M. [R] [K] a contesté cette décision et a bénéficié d’une expertise médicale qui a été réalisée le 4 novembre 2021. Le docteur [X] est arrivé aux mêmes conclusions que le médecin-conseil, retenant qu’il n’existait dans le certificat médical initial aucun traumatisme du membre inférieur droit et que par ailleurs « le genou droit présente un état antérieur à type de rupture ligamentaire et arthrose expliquant tout à fait la symptomatologie actuelle de poussée inflammatoire ».
S’agissant des documents médicaux versés aux débats par M. [K], y compris ceux postérieurs à l’expertise médicale, les premiers juges ont parfaitement retenu que dans son certificat médical établi le 7 décembre 2021, le Docteur [S], médecin traitant de l’assuré, n’établissait pas l’existence d’un lien entre les lésions constatées au niveau du genou droit le 30 juin 2021 et l’accident du travail du 18 mai 2020. Il évoque simplement les difficultés à la marche pour son patient depuis cet accident avec une sollicitation accrue du membre inférieur droit. Mais comme il a été indiqué précédemment le genou droit présente un état antérieur qui peut expliquer la nouvelle lésion et ce d’autant que M. [K] a bénéficié d’une arthroscopie du genou droit le 31 mai 2021. De même, il indique que dans les suites opératoires, son patient a développé une algodystrophie et que celle-ci peut être favorisée par les troubles de la marche à cause de son pied gauche. Cependant, il ne fait pas de lien entre l’arthrite aseptique et l’accident.

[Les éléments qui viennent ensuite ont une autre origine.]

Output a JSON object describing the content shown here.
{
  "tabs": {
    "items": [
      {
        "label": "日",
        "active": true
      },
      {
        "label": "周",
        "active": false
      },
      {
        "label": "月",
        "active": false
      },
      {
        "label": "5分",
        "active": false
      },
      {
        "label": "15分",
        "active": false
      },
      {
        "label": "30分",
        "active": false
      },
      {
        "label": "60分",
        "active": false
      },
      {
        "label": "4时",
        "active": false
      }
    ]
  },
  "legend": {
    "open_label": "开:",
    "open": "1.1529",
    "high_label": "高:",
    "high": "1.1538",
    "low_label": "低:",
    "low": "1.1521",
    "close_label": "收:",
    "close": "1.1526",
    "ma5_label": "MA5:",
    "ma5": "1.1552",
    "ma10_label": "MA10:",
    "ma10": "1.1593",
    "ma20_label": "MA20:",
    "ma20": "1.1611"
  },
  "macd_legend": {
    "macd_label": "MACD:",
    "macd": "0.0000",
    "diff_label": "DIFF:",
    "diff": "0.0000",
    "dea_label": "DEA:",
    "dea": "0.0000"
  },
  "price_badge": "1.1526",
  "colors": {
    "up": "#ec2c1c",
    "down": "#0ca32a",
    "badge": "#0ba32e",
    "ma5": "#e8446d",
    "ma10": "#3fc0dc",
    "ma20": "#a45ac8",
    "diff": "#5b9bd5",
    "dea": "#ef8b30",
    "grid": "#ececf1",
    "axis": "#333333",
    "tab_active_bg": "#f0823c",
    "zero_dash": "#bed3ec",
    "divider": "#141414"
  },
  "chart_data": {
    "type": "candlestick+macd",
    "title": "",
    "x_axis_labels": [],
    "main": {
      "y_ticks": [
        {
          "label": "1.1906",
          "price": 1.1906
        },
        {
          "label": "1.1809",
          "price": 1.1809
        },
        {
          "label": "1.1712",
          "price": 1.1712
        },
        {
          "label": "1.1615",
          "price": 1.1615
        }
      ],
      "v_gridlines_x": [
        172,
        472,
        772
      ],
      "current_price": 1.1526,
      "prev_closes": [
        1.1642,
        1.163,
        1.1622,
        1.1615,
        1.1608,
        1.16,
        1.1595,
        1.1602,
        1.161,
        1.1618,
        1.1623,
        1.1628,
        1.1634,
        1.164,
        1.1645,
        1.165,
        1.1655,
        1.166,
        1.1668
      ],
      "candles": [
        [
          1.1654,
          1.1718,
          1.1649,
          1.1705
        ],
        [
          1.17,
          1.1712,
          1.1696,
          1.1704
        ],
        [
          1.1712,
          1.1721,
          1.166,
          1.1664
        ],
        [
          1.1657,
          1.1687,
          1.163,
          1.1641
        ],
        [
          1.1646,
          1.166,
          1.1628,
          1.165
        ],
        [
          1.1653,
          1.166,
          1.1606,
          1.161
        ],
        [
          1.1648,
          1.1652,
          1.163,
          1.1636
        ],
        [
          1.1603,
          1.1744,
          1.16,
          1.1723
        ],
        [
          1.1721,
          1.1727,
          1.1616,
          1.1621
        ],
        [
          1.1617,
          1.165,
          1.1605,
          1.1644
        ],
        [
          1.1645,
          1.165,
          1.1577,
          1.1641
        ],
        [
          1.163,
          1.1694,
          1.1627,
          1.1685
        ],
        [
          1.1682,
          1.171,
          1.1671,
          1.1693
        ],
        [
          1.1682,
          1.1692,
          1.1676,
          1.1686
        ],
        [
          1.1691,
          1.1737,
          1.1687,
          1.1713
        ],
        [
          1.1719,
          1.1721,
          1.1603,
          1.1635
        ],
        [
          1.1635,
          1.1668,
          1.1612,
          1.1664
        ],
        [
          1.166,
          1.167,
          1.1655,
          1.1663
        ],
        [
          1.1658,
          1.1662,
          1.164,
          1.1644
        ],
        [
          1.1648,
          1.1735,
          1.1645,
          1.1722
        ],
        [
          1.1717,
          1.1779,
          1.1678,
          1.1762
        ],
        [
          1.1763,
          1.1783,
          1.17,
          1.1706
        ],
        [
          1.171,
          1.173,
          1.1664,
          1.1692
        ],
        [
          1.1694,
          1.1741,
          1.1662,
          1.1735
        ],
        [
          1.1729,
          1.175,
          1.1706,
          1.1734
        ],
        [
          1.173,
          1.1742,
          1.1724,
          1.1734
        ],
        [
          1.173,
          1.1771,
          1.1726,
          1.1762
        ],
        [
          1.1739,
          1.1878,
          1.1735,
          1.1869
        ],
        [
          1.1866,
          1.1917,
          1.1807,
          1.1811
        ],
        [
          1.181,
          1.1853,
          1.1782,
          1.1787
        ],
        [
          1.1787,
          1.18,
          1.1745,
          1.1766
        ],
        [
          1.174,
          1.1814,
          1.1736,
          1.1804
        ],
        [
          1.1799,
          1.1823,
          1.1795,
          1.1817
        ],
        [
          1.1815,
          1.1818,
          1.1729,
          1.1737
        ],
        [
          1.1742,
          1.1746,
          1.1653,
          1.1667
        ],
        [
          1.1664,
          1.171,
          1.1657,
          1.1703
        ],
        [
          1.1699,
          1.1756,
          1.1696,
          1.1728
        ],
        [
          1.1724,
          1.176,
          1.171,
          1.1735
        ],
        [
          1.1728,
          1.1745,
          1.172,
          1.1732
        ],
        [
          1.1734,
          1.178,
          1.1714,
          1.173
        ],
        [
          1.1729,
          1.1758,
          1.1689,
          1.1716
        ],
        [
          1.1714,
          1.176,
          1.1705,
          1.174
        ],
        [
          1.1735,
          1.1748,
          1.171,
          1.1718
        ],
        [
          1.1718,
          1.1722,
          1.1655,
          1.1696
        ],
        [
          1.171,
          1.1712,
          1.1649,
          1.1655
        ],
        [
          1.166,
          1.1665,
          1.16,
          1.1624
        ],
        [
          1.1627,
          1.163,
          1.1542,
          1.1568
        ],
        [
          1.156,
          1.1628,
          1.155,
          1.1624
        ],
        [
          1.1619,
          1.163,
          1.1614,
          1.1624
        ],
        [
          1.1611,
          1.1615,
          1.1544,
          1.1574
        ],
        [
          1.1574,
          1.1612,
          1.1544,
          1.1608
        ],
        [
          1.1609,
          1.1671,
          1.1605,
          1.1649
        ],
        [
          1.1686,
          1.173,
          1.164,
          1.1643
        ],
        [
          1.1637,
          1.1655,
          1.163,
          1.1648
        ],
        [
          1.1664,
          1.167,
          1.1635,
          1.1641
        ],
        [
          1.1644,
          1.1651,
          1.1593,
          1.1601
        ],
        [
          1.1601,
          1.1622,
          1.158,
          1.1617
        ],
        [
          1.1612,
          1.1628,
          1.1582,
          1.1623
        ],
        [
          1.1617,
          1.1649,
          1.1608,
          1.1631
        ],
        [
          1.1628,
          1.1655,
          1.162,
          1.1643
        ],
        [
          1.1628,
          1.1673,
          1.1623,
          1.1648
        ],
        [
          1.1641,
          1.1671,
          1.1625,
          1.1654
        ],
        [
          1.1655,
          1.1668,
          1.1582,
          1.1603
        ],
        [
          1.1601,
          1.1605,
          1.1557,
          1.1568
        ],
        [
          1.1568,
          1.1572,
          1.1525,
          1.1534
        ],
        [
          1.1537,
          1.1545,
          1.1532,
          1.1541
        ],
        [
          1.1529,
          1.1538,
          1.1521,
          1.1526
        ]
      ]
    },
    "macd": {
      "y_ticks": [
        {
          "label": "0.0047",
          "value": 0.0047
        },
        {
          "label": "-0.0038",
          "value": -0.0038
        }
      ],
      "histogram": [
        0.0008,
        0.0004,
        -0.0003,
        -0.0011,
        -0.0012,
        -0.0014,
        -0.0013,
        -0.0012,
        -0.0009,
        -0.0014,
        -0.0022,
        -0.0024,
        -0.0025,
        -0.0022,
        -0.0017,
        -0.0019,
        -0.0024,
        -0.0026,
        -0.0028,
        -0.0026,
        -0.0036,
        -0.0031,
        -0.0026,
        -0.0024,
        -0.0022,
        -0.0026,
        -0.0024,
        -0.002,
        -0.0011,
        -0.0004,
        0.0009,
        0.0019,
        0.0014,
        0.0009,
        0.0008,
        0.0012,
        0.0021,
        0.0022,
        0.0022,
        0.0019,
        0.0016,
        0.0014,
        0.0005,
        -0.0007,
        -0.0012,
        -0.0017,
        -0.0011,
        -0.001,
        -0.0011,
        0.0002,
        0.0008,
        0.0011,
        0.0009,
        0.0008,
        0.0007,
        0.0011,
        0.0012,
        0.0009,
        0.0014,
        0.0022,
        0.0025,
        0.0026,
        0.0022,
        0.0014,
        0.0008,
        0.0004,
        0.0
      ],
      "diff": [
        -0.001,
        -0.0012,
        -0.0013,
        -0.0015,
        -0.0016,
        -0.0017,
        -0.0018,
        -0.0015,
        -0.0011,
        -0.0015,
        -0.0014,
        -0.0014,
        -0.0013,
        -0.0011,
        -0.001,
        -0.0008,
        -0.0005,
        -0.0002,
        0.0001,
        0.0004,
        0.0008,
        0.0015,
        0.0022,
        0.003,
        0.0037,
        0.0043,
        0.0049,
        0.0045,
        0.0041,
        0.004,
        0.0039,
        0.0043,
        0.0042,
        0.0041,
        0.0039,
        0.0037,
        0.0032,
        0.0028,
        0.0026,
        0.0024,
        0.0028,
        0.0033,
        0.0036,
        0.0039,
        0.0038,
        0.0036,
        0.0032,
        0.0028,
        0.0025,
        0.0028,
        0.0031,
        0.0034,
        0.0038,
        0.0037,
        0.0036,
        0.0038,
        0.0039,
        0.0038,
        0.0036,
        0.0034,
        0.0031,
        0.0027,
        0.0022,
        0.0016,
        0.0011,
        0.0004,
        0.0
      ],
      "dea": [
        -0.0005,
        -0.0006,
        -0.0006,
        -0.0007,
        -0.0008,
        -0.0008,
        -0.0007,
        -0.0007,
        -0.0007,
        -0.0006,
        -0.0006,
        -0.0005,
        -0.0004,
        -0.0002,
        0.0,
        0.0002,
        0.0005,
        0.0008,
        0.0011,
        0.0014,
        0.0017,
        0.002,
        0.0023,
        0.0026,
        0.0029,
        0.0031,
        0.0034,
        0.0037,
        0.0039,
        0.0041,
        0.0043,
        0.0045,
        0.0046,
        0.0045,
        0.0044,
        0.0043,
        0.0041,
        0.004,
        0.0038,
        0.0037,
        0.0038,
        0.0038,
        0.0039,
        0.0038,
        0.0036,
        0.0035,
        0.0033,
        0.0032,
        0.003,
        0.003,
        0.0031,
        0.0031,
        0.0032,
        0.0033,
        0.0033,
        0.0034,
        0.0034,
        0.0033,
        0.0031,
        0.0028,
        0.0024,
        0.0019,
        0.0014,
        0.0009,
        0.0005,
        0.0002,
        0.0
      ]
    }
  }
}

Enfin, de la même manière, le compte-rendu opératoire du docteur [P] concernant l’intervention du 31 mai 2021, comme celui de l’I.R.M. du genou du 9 décembre 2022 ne permettent de faire aucun lien avec l’accident du travail du 18 mai 2020. Ces documents font un bilan de l’état du genou droit de l’appelant, avec manifestement une aggravation des douleurs, mais pas de lien avec le lésion initiale de l’accident du travail.
Par conséquent, ces éléments produits aux débats par M. [K] ne sont pas de nature à remettre en cause l’analyse du médecin-conseil et de l’expert désigné par la caisse, ni à justifier la mise en 'uvre d’une expertise médicale judiciaire.
Par conséquent, le jugement est confirmé en toutes ses dispositions.
Les demandes présentées par les parties sur le fondement de l’article 700 du code de procédure civile sont rejetées.
M. [K] est condamné au paiement des dépens d’appel.
PAR CES MOTIFS
La cour, statuant publiquement par arrêt contradictoire mis à disposition au greffe:
Confirme le jugement du pôle social du tribunal judiciaire d’Angers du 13 novembre 2023 en toutes ses dispositions ;
Y ajoutant ;
Rejette les demandes présentées par les parties sur le fondement de l’article 700 du code de procédure civile ;
Condamne M. [R] [K] au paiement des entiers dépens d’appel.